Patient’s Miscarriage Gets Hospital in Trouble

It’s a sad commentary when human beings have to be reminded how to act like human beings, especially when they’re in the helping profession.  Loni Hildebrandt was a 29 year old certified nursing assistant who was pregnant with her first baby. Make that two babies because she was pregnant with twins. Hildebrandt considered her pregnancy miraculous because she had infertility and was a diabetic since the age of one. Together, she and her boyfriend saved their money and obtained fertility treatments. Her mother, Jo Novtny, a nurse of 30 years was ecstatic when she saw the ultrasound of her two grandbabies but her happiness was short-lived. One day after the procedure, Hildebrandt began to bleed so they went to Sarasota Memorial Hospital in Florida.
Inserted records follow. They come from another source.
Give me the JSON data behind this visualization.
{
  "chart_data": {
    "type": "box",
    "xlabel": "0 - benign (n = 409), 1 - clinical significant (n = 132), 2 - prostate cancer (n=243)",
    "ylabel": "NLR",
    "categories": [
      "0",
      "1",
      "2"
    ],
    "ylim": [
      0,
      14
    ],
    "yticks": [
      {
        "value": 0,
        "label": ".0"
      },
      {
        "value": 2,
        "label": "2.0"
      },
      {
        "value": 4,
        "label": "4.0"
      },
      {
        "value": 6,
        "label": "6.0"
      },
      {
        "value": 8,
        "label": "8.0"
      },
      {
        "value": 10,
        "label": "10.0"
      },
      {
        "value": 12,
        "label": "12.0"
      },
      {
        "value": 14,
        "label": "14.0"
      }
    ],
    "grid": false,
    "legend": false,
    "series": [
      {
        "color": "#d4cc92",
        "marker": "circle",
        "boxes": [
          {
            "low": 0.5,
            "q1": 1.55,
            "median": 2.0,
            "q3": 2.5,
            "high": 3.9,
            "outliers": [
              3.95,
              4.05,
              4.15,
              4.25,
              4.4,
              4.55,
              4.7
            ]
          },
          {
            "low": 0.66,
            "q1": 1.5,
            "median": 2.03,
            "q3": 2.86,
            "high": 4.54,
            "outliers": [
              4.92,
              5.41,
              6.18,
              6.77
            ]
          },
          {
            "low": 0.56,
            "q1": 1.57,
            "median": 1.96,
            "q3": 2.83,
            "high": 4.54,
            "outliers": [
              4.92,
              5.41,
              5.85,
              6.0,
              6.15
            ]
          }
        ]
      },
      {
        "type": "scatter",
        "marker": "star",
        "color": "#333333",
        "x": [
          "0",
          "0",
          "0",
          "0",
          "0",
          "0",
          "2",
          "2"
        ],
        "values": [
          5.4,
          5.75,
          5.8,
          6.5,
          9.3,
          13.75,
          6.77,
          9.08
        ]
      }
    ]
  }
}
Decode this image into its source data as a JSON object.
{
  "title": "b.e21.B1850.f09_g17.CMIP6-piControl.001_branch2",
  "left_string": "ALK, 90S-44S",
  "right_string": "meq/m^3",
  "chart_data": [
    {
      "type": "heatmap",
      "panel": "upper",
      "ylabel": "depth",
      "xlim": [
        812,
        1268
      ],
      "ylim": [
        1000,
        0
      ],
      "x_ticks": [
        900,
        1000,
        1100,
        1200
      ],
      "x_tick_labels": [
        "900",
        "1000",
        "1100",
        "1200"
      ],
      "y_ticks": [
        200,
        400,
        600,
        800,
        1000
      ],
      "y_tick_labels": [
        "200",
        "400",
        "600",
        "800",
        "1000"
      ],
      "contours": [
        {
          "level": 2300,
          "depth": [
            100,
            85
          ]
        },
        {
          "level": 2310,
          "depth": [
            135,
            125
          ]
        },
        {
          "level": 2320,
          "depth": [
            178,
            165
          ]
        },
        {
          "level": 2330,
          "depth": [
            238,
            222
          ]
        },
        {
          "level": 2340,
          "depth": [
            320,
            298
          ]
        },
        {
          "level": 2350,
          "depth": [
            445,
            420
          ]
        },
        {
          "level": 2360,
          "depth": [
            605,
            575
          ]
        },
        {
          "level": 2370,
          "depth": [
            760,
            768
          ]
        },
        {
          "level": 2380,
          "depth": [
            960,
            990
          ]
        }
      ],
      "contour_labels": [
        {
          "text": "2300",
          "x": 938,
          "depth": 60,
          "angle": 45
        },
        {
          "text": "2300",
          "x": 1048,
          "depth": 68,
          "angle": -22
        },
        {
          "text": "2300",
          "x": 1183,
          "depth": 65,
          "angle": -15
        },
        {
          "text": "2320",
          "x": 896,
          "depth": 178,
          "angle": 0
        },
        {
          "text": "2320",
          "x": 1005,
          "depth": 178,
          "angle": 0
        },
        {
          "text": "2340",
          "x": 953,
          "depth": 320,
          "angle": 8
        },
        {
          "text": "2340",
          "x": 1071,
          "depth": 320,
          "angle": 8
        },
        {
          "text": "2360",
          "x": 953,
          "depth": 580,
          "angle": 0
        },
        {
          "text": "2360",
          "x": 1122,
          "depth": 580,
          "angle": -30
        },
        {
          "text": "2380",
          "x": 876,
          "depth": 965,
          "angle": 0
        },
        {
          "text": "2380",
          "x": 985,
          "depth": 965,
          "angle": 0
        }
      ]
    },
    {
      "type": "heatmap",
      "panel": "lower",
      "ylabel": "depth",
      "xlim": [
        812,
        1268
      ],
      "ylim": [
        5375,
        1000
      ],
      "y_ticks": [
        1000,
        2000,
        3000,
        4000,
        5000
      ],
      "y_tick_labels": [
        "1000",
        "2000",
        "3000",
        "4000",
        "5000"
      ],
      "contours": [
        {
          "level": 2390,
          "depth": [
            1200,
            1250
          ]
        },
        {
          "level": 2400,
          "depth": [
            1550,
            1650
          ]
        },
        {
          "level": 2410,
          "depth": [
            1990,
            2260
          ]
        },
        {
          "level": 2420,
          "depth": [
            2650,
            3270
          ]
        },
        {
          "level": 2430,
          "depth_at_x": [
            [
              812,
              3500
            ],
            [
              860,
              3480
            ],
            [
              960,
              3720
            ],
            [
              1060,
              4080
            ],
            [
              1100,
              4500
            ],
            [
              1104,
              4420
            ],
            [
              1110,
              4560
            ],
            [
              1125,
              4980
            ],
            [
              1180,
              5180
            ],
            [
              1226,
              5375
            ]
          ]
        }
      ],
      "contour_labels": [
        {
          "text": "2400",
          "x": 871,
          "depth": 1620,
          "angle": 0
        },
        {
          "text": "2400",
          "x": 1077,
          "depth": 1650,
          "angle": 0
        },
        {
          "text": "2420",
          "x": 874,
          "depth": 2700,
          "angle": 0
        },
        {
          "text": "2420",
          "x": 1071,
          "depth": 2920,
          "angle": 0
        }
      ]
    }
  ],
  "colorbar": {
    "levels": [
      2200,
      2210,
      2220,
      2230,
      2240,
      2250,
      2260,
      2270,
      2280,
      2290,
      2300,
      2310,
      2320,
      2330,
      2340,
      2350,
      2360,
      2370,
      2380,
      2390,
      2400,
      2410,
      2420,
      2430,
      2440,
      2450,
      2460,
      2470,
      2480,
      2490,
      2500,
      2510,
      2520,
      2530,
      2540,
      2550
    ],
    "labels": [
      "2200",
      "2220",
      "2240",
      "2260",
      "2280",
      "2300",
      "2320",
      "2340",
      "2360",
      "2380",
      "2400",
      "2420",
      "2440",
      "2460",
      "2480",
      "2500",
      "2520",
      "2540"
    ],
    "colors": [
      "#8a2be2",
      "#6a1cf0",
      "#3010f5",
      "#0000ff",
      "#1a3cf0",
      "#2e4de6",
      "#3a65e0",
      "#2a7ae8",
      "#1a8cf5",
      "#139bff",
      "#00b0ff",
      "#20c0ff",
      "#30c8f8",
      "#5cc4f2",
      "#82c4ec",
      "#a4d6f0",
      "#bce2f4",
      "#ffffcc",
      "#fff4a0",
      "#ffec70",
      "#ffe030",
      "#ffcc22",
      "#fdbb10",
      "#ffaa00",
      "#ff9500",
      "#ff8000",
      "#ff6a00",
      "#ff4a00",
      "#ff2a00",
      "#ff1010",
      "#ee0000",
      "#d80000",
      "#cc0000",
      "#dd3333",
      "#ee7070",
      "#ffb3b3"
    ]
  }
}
Sarasota Memorial Hospital has an excellent maternal fetal medicine (aka high-risk obstetrics) department but Hildebrandt never made it there. She got as far as the hospital’s emergency room where she was attended to by one of its physicians. Despite repeated requests to have her blood sugar checked, Hidebrandt had to wait six hours before it was done. An ultrasound at the hospital revealed a blood clot that was causing the contractions and the ER doctor told her that he could probably save one by “suctioning the clot so the labor would stop.”  According to The Herald Tribune, the physician suctioned the clot and one of the twins as well. Hildebrandt allegedly began bleeding more, passing bright red blood clots. They called for help but no one came. According to the newspaper report, a nurse put the afterbirth in a bedpan and left it near Hildebrandt’s head where she was lying. Her mother moved it and placed it under her daughter’s bed. Novtny ultimately delivered the second twin because no one else was around.  The ER doctor returned to the room saw the fetus in Novotny’s hand took it from her and put it in a bucket.

Novtny states her daughter did not receive proper treatment until her personal physician arrived and remained in a pool of blood for over 10 hours. Hildebrandt’s iron count was dangerously low because of the bleeding. Her mother’s request to speak with the hospital administrator was met with no response so she wrote a letter to the governor instead.  An investigation was done, gross negligence was found, the ER doctor resigned and Hildenbrandt’s nurse was cited for “lack of critical thinking skills.” The hospital will now have unannounced federal inspections in order to keep their Medicare payments. The hospital administrator issued a public apology.

Perhaps one day hospitals will do the right thing, even when no one is watching.  Hopefully, Hildebrandt will become pregnant again and have a better outcome.